У царя Микидона было три сына: Гаврила, Данила да Иван-царевич.
И решил царь женить в один день всех троих. Надоело старшим братьям дожидаться, пока младший подрастёт, сменит мяч на меч и перестанет возиться со всякими зверушками, птенцами, рыбками и ужами-желтопузиками (Иван-царевич, как теперь говорят, любил животных). Вот они и просят отца:
– Жени нас, батюшка, поскорей. Тогда и младший наш братец Иванушка образумится. Выгонит жена из дому всякое зверьё, с каким Иванушка возится, оставит только собаку в конуре, кошку на ковре да канареек в клетке, пусть себе поют.
Царь Микидон согласился со старшими сыновьями. А Иванушка промолчал, только слёзы из глаз выкатились.

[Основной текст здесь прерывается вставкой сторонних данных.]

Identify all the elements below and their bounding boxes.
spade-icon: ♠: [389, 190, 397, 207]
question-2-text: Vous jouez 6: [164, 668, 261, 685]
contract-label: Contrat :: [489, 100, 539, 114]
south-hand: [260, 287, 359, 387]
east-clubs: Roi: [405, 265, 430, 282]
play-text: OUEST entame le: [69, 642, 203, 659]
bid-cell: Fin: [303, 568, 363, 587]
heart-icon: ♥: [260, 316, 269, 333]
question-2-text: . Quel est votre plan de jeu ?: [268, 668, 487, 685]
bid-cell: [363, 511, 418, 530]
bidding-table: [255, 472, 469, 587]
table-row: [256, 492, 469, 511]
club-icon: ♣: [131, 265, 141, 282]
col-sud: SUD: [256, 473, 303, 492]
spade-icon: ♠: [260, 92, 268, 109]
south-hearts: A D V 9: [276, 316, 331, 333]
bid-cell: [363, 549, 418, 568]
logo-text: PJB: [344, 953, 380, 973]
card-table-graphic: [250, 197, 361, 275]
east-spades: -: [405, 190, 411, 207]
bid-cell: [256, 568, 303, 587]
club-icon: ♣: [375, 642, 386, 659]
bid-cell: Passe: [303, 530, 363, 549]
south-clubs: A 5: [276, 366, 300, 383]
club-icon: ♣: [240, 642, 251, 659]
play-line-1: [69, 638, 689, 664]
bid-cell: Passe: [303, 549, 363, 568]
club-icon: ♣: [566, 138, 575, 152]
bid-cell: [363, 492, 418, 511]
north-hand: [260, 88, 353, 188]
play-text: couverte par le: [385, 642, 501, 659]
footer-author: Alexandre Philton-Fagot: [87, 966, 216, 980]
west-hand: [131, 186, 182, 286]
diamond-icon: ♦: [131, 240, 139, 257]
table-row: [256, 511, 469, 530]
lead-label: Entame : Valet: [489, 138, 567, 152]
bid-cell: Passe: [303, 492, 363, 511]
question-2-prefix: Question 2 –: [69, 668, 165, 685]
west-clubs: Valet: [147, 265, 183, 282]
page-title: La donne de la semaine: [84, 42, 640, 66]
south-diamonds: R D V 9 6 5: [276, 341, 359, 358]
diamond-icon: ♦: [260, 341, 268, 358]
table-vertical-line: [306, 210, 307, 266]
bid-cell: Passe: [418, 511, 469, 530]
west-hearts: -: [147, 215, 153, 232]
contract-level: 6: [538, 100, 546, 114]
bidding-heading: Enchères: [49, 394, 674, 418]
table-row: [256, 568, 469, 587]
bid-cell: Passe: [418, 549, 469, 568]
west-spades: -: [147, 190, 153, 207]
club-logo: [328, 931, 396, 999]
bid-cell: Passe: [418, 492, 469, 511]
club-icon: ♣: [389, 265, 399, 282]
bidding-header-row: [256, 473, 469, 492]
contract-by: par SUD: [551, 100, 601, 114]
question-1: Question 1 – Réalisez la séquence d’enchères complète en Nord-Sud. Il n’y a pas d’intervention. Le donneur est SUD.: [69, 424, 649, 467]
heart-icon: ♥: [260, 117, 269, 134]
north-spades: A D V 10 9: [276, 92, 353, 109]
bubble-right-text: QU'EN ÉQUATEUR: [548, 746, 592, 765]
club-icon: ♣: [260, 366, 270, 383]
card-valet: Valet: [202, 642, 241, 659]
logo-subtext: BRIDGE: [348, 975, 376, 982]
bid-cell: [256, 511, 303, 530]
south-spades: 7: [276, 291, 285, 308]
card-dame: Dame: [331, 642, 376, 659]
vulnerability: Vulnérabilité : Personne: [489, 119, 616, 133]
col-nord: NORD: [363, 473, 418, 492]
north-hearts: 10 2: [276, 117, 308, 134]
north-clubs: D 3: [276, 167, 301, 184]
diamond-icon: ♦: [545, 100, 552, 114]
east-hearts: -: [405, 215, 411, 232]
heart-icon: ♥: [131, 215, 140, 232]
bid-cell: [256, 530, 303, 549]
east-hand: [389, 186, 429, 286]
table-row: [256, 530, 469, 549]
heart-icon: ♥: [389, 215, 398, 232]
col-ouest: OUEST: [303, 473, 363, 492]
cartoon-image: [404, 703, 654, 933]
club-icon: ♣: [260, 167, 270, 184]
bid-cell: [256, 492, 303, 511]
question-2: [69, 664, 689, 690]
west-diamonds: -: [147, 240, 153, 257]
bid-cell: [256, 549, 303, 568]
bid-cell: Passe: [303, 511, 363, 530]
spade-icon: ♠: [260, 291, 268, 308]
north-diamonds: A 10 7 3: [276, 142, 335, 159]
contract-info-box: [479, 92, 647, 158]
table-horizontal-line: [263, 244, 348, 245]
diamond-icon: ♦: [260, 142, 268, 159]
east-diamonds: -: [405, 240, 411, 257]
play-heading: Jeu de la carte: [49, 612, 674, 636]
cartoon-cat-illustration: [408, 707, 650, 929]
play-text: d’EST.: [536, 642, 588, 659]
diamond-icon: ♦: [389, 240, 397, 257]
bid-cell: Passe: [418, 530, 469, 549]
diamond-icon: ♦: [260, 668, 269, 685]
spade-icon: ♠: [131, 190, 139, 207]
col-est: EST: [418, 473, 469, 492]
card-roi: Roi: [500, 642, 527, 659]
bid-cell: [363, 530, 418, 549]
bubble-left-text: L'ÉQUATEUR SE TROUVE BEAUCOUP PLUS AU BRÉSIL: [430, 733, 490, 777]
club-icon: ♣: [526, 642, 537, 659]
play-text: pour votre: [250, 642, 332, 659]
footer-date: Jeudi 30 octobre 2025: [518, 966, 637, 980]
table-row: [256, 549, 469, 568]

С отцами в те времена не спорили.
Не стал царь Микидон спрашивать сыновей, какие невесты им по душе, какого роду-племени. Красавиц тогда прятали в высоких теремах, чтоб никто чужой их не увидел. Родители посылали сватов в дома с теремами, где скучали взаперти невесты. Женихи и невесты до свадьбы даже не видели друг друга. Сватовство – дело долгое, решил царь Микидон. Пусть судьба сама определит, кому какая суженая-ряженая достанется.
– Стреляйте, – говорит, – прямо с нашего царского двора. В какой терем попадёте, там и ваша судьба.
– Стрелять? Из пушки? – обрадовался Гаврила. – Сейчас попаду ядром вон в тот богатый терем! Вот будет шум-гром!
– И разнесёшь его вместе с невестой и приданым, – захохотал Данила. – Лучше стрелять из лука!
– А если стрела попадёт невесте прямо в глаз? – испугался Иван-царевич.
Но царь-отец и об этом подумал. И велел слугам подать каждому сыну по свадебной стреле. Стрелы-то бывают разные: есть, например, с тупыми концами, чтоб белке или соболю шкурку не испортить. У золотых свадебных стрел наконечники были в виде мягких красных сердечек, а оперение на концах – из самых красивых павлиньих перьев.
Вышли на широкий двор. Пустил Гаврила стрелу прямо на терем с золотым верхом. Влетела она в окошечко, за которым томилась боярская дочь. Та позвала отца-боярина. Видит боярин: не простая это стрела, а свадебная. Послал дочь со стрелою на серебряном подносе к воротам – встречать жениха. Обрадовался Гаврила: невеста у него и румяна, и бела, и дворец с золотым теремом он получит в приданое.
– Бери, – говорит, – себе стрелу на память. Это мой первый тебе подарок.
А Данила послал стрелу туда, где стояла купеческая усадьба. Там на красном крыльце сидели девушки и пели песню. Свадебная стрела упала прямо к ногам купеческой дочки.
– Стрела с царского двора! – сказала она купцу. – Благослови, батюшка, выйти к жениху.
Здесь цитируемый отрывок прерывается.